Enfin, avec Cul-de-Sac (1966), Roman Polanski signe son chef d’œuvre (toujours selon le point de vue même de l’auteur), juxtaposant une intrigue policière et une thématique existentielle : en somme, un polar tendance William Faulkner + du théâtre à la Samuel Beckett. Le film est une merveille d’étrangeté et d’absurdité, synthèse remarquable que Roman Polanski et son ami scénariste Gérard Brach réussiront à d’autres reprises. L’intrigue en elle-même a de quoi susciter l’intérêt : Richard, gangster en cavale après un coup manqué, et son compère, Albert, gravement blessé, tombent en panne sur la route. Richard part chercher du secours et tombe sur un couple étrange habitant un vieux château que la marée haute isole régulièrement du continent. Teresa est jeune, belle et ardente, et son mari, George, est chauve et myope, plutôt laid. La jeune femme s’amuse à travestir son époux, l'affublant de vêtements féminins et lui maquillant les yeux et les lèvres. Détail concret mais judicieux, typique de la finesse de Roman Polanski, Richard, le gangster, est blessé à la main droite ; or il est droitier, ce qui le rend de fait maladroit...

Remarquablement mis en scène (Roman Polanski est l'un des plus grands cadreurs qui soit, entre autres talents), le film culmine dans plusieurs éléments tout autant insolites que réalistes - notamment la route recouverte par la marée - ou plus comiques - comme l'arme qui gênait le dos d'Albert dans la voiture... En outre, Roman Polanski ne joue jamais d'une mise en scène tape à l'oeil ou pathos, mais développe son film avec une distance et une élégance remarquables. La fin tragique est poignante, poussant les individus dans leurs retranchements les plus ultimes et offrant le portrait d'une condition humaine sans grande espérance sinon une affolante solitude, ce que nous montrera Le Locataire du même auteur avec toujours ce même ton noir et comique.
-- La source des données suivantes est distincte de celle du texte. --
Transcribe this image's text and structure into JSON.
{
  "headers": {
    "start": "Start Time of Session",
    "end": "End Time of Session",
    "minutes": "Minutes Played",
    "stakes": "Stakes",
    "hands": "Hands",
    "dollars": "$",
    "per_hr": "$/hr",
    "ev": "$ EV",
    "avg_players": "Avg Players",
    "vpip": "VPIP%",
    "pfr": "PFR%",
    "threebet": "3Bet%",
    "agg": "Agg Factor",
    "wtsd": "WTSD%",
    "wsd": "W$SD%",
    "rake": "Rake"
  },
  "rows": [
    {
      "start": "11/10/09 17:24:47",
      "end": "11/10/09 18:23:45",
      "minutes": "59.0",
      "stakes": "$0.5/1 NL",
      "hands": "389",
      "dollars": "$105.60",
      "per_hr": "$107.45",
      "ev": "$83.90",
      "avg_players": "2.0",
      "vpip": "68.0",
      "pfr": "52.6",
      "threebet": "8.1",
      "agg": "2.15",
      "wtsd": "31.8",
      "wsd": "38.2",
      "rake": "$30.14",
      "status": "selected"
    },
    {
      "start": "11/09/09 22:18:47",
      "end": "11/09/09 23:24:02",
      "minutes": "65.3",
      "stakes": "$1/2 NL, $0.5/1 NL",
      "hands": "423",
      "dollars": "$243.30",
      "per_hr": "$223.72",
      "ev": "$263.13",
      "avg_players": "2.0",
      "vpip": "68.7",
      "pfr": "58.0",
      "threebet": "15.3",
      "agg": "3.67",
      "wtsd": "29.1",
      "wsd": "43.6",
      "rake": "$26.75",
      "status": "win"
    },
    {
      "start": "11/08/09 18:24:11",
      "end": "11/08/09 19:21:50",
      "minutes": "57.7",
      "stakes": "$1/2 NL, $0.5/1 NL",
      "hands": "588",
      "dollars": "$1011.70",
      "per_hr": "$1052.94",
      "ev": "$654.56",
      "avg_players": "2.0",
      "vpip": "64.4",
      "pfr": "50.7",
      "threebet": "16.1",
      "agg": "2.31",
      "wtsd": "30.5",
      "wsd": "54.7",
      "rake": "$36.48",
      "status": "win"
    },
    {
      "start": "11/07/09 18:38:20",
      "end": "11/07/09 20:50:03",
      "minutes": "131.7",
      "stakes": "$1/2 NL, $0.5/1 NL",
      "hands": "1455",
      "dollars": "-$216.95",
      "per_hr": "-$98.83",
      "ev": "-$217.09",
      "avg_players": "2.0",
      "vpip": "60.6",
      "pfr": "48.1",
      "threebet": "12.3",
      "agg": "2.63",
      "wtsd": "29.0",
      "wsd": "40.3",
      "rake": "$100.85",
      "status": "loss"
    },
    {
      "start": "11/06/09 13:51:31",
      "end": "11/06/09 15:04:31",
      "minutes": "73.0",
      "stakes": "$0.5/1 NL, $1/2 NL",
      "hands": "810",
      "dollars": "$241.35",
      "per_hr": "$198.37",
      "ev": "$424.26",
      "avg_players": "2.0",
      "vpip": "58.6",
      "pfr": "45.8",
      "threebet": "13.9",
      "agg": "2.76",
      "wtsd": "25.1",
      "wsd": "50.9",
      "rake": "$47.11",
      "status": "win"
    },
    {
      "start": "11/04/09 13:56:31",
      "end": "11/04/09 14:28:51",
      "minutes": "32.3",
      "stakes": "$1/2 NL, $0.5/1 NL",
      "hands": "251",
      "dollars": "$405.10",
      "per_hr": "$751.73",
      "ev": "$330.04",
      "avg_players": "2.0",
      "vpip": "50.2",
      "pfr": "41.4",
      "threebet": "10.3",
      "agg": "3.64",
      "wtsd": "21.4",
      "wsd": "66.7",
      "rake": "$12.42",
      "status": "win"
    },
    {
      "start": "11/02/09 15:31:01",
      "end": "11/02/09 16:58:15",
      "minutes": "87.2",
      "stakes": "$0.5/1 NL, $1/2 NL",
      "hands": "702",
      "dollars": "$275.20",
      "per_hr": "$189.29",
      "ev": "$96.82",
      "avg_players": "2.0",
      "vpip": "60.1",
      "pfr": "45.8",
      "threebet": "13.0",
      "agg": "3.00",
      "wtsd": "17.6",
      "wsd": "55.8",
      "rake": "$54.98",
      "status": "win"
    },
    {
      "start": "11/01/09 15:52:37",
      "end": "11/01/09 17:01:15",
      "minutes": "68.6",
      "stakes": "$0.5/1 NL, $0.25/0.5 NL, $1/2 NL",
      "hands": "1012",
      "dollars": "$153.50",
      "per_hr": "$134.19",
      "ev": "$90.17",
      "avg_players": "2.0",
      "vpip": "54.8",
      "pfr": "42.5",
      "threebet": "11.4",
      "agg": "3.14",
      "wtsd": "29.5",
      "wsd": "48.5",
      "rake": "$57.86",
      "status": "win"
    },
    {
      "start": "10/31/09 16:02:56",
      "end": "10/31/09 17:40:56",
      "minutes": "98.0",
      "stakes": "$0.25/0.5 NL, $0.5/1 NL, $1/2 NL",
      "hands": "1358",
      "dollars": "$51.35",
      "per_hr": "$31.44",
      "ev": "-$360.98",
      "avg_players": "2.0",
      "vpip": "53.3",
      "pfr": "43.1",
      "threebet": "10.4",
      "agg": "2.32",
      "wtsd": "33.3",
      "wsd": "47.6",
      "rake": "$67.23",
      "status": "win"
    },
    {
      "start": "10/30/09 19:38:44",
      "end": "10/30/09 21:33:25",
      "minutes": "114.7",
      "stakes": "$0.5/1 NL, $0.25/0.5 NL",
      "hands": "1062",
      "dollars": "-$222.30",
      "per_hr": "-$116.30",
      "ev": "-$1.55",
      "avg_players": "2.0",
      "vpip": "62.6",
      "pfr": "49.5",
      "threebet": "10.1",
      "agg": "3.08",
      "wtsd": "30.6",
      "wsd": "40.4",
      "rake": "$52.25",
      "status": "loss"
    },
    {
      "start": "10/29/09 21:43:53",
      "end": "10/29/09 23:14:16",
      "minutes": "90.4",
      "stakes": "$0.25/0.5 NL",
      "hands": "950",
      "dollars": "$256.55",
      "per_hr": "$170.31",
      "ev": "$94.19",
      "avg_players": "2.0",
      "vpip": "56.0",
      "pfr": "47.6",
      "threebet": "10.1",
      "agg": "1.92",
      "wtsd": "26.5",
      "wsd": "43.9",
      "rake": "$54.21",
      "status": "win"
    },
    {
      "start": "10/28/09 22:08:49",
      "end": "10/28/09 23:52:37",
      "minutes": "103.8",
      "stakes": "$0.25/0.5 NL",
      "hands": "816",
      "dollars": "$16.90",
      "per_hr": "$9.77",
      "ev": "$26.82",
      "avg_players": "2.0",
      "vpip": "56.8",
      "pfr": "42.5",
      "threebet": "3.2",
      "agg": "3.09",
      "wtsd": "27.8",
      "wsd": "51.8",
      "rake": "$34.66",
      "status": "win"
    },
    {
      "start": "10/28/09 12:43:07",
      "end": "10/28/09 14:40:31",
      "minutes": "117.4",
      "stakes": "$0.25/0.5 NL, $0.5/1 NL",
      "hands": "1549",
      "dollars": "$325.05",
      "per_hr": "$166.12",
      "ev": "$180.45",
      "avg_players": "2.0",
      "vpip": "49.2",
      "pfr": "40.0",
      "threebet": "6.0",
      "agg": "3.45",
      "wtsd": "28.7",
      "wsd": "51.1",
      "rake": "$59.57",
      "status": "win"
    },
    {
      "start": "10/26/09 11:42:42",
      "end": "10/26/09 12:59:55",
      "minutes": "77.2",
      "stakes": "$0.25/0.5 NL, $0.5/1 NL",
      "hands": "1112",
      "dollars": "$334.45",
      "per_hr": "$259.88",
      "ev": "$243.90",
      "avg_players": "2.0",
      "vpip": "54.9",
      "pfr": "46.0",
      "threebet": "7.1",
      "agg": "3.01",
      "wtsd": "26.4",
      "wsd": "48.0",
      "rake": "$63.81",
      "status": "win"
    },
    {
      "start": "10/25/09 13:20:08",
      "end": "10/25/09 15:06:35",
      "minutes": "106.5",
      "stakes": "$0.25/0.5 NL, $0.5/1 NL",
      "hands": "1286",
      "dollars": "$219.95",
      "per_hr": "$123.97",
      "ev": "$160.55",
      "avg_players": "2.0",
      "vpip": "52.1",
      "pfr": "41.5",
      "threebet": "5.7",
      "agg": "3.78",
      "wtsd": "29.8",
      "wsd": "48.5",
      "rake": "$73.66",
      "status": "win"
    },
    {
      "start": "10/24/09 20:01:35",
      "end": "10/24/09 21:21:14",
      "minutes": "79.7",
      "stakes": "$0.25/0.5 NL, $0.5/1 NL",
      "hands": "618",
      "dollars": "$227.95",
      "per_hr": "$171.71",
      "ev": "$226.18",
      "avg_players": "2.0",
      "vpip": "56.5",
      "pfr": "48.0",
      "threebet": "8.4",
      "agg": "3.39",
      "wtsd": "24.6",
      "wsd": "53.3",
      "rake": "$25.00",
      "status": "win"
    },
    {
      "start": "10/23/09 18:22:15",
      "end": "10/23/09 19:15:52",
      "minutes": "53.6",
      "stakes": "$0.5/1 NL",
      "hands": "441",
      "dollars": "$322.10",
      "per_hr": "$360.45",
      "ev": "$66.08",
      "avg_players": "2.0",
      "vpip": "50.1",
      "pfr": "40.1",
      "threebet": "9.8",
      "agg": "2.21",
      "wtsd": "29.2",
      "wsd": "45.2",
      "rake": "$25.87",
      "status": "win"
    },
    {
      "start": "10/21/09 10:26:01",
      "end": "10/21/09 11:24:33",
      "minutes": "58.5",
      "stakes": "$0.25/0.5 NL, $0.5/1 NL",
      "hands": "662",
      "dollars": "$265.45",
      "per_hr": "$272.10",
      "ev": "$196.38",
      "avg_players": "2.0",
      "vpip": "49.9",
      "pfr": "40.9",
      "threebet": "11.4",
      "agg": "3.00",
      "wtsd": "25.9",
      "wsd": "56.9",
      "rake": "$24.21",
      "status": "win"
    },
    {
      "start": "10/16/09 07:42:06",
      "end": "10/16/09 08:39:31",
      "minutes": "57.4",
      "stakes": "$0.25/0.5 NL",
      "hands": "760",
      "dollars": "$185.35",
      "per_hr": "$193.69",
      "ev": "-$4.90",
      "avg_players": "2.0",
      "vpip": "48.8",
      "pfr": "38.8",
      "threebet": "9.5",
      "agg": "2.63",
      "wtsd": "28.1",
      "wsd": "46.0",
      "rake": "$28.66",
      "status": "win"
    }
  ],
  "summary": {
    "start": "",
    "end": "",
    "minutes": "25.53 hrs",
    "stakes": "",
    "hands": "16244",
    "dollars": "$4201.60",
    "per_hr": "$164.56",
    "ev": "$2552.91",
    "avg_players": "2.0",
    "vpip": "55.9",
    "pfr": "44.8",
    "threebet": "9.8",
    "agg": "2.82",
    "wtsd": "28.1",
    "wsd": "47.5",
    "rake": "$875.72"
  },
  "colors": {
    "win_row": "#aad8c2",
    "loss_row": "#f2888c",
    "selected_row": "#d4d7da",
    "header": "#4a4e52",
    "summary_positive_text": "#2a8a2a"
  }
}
Un chef d’œuvre et un coffret à posséder absolument pour qui veut saisir l’art de ce qu’on appelle encore une mise en scène au cinéma, et ce grand cinéaste qu'est Roman Polanski. Le documentaire «Deux gangsters et une île» retrace l'histoire de cet étrange film sur la dérisoire existence humaine, dans la lignée, répétons-le, de Beckett.